Starbucks Chief Exits Square’s Board; Coffee Giant Tests Digital Gratuity Feature (Oct. 31, 2013)
Starbucks, arguably the largest mobile payments operator in the world with its wildly popular closed-loop mobile app, grabbed attention late Wednesday with news that Starbucks CEO Howard Schultz has resigned from Square Inc.’s board after 15 months. Schultz intended to serve for just one year on Square’s board, a Starbucks spokesperson tells Paybefore. David Viniar, most recently CFO of Goldman Sachs Group Inc., will take his place, Square said.

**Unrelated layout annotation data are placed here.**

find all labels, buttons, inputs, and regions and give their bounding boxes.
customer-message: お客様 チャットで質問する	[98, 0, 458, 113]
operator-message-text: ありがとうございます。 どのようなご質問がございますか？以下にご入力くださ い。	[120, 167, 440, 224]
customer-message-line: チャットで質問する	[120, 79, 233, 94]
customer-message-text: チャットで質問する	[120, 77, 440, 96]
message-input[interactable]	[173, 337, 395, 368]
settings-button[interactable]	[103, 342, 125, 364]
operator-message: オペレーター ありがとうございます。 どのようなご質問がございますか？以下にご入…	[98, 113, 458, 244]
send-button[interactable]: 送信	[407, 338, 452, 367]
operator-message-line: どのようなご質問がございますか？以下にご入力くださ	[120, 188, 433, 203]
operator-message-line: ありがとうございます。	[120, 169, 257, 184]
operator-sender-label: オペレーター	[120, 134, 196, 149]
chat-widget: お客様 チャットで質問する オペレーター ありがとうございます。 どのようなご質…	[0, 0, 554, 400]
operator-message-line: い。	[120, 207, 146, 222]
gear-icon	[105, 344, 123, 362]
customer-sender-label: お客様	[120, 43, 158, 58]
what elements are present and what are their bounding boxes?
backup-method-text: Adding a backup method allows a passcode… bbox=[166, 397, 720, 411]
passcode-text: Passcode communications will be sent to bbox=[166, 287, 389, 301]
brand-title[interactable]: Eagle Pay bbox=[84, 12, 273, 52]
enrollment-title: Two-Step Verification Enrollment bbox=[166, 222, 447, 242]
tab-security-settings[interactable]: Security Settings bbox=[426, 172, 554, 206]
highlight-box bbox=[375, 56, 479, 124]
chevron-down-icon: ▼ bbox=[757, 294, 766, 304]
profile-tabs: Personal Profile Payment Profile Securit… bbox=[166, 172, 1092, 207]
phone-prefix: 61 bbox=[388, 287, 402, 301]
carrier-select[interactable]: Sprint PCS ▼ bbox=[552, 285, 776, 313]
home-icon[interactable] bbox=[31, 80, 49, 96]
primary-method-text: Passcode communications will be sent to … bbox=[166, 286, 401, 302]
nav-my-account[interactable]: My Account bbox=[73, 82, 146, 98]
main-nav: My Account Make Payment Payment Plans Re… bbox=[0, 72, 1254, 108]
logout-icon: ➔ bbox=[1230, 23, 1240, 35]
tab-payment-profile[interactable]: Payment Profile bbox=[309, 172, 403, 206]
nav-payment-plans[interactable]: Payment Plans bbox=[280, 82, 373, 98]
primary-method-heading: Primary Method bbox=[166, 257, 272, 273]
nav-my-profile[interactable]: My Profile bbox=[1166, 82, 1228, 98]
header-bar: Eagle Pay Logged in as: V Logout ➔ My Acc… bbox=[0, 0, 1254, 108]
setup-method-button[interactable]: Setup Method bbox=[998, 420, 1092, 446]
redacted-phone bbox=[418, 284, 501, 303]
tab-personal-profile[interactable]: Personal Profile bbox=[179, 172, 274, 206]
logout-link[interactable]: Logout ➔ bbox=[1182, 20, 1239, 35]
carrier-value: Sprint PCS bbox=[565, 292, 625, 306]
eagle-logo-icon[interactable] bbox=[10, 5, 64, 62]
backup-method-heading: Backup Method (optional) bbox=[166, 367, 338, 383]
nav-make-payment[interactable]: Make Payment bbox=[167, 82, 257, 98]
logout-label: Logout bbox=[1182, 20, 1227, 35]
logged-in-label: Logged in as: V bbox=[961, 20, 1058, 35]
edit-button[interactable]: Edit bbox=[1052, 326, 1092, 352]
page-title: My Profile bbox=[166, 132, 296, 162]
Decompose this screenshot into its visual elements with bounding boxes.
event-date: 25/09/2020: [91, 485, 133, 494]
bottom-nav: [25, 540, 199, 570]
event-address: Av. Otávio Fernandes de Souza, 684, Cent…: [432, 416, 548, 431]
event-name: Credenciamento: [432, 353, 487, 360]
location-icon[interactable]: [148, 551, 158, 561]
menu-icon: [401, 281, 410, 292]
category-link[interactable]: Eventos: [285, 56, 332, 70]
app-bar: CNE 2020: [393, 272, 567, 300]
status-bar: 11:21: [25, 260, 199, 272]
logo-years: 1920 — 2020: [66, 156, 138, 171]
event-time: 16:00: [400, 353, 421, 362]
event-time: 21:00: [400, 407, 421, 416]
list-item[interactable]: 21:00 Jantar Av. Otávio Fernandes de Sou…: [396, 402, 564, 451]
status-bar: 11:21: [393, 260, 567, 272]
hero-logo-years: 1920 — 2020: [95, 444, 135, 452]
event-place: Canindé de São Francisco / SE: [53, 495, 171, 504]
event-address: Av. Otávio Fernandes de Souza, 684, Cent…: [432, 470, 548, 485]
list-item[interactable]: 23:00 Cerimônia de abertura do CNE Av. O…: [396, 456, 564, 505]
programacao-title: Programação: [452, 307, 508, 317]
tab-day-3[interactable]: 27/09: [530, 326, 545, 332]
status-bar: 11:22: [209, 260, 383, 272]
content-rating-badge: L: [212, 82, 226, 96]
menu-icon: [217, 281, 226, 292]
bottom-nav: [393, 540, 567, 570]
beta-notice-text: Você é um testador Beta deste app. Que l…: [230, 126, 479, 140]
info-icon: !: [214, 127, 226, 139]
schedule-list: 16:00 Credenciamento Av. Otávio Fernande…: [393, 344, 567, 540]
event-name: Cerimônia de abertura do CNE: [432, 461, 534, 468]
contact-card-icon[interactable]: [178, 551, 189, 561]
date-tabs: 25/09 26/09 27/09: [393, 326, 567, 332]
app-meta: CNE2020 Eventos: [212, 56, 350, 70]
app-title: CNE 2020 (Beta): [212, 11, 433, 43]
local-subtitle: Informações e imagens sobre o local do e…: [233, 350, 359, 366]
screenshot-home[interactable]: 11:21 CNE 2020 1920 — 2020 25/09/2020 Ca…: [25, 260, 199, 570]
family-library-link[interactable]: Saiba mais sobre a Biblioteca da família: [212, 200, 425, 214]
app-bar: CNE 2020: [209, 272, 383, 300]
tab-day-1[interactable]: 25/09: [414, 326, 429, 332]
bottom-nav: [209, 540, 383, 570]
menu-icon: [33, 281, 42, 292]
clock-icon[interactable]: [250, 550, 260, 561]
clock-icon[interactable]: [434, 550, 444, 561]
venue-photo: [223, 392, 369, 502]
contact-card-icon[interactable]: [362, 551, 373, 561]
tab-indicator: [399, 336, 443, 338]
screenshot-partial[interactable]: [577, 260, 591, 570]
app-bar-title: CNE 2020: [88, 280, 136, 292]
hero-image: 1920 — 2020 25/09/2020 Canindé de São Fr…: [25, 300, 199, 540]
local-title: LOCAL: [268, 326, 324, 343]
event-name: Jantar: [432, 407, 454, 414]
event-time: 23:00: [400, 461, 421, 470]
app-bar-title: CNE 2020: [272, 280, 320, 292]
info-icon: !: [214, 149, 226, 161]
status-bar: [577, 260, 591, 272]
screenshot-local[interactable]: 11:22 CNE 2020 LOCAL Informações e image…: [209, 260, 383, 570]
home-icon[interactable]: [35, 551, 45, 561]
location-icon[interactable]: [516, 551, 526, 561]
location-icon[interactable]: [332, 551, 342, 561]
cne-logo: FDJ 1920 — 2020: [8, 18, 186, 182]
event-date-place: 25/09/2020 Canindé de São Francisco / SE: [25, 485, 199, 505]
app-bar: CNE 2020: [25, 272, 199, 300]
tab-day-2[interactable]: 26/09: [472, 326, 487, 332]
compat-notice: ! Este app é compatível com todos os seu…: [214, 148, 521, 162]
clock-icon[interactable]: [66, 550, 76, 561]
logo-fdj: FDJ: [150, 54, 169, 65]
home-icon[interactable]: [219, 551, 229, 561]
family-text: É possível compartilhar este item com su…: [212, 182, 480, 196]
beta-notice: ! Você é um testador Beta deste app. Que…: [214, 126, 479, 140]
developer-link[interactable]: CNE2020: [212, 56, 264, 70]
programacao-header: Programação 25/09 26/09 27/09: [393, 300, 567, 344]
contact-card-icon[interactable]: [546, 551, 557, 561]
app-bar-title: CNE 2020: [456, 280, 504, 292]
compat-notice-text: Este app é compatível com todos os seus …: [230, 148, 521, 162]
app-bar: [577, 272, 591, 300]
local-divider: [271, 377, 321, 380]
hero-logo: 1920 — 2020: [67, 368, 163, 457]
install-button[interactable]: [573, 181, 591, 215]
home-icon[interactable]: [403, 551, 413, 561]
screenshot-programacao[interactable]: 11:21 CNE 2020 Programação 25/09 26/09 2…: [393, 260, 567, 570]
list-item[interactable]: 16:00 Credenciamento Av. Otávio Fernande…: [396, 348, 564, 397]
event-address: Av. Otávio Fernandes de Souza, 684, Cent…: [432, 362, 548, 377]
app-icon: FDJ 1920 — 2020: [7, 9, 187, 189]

Schultz made waves when he announced he was joining Square’s board in August 2012, as Starbucks poured $25 million into Square, forging a new partnership calling for Square to begin processing all credit and debit transactions at Starbucks’ 7,000 U.S. stores. Starbucks began accepting Square at the POS in November last year, enabling customers to pay with a mobile device using a credit or debit card. Square setup kits this year appeared sporadically at Starbucks checkout counters nationwide.
But Starbucks’ closed-loop mobile app remains its digital juggernaut. The mobile app accounts for 11 percent of all U.S. and Canada sales, company execs said Oct. 30 during a conference call to discuss quarterly earnings with net revenue up 13 percent to $3.8 billion from the same quarter a year ago. “Perhaps no single competency is enabling us to elevate and amplify the Starbucks brand [more than our global leadership position in] mobile, digital and loyalty,” Schultz said.
Next up: Starbucks is testing a new feature enabling mobile app users to add a gratuity to digital purchases, a Starbucks spokeswoman confirms. The feature would enable baristas who pool their daily tips to recapture those funds when customers stop paying with cash, observers say. “We’re excited about [the digital gratuity feature], but we’re still tweaking it,” the spokesperson added without disclosing a rollout date.
The fact that Starbucks still hasn’t implemented a digital gratuity tool as its mobile app’s share of transactions rises may point to the difficulty of implementing such a feature, including accurately routing and tracking tips to the right store and personnel, James Wester, IDC Financial Insight research director, tells Paybefore. “The issues are nothing that can’t be solved, but it’s certainly not as simple as dropping change in a jar,” he notes.